Tuesday, March 10, 2015

Why traditional universities matter

I recently took part in an online debate about the future of tertiary education. I found myself overwhelmed by the enthusiasts who believed that online processes, led by Massive Open Online Courses or MOOCs, would largely replace traditional study at real-world universities in the not-too-distant future.

Speakers queued up to eulogise the many advantages of  studying digitally: It could progress at the student’s pace, not the lecturer’s; work could be done in the comfort of home (or indeed anywhere) when  the student felt like it; they were not shackled to rigid timetables or forced to expend money on transport; it was generally easier and cheaper.

Research was produced to show employers were beginning to recognise the value of online degrees as being equal if not superior to those gained at a traditional university and that the increasing popularity of MOOCs meant that students could have access the world-class lectures rather than having to rely on the quality of the institution they were attending.

One contributor even predicted that by mid-century there would no more than 10 bricks-and-mortar universities left on the planet.

This being an online debate I suppose I should have expected a heavy bias towards online activity, and in fact I agreed with much that was said. MOOCs are and will continue to be of tremendous value to mid-career professionals seeking additional qualifications; to parents looking after children at home and to those whose circumstances meant they missed out or disregarded tertiary study earlier in life and who are trying to catch up.

Yet for those who are able to attend university at the ‘normal’ time of their lives — immediately or shortly after they complete their secondary education — choosing the online path to qualifications will mean they are missing something precious.

Universities are, and always have been, more than just places of learning, more than a pathway to a qualification. My argument goes to the heart of what an education means.

For me and my contemporaries, lectures never ended in the lecture theatre. Often debates continued in someone’s quarters, well into the early hours, usually with the lecturer taking part and occasionally with the contribution of a distinguished guest lecturer — politician, business person, entrepreneur.

On one of these occasions among my fellow students was a future Anglican Bishop, a Member of Parliament, and an individual who spent his career reporting on conflict around the globe

I simply cannot see the cut and thrust; the bouncing of arguments around the room; the interjections, serious, comic and asinine, replicated in online chat rooms regardless of the broadband speed.

Mixing with so many new people from around the country and overseas is a deeply enriching experience, helping to shape opinions and challenge prejudices. These are the days when characters are formed and lifelong friendships cemented.
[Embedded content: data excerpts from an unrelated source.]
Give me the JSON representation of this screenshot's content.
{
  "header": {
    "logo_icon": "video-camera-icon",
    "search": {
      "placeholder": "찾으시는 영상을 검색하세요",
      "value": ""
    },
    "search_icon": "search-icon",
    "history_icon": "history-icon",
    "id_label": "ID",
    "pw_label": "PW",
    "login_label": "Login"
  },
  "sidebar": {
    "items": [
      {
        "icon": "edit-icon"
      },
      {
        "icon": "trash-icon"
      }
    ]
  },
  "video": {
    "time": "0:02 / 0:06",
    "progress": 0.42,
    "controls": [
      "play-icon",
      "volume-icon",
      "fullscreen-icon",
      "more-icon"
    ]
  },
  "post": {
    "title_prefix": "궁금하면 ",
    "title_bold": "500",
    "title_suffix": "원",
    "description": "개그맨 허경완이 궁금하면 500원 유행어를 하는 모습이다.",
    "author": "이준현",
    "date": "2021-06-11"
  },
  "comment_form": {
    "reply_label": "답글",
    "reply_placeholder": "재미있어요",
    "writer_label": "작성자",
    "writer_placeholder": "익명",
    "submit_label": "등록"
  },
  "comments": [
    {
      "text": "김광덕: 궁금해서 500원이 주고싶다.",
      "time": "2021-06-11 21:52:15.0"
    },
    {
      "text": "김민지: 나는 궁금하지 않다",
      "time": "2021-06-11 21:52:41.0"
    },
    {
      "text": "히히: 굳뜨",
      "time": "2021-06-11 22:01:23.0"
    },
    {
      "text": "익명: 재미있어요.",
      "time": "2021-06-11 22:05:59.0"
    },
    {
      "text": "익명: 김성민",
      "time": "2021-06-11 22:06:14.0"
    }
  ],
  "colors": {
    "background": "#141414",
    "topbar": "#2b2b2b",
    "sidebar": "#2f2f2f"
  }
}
Several of the friendships I made were with people outside my course of study which I met in pubs or in the various clubs and societies I joined. I know of one individual who changed the direction of his study based on the influence and personality of a fellow student. Years later he confessed he was so grateful for being convinced to change course away from a career he now knew would never have suited him.

This, I believe is what education is all about, and why I passionately hope that online learning and MOOCs are a complement, not a replacement, for the formal university experience.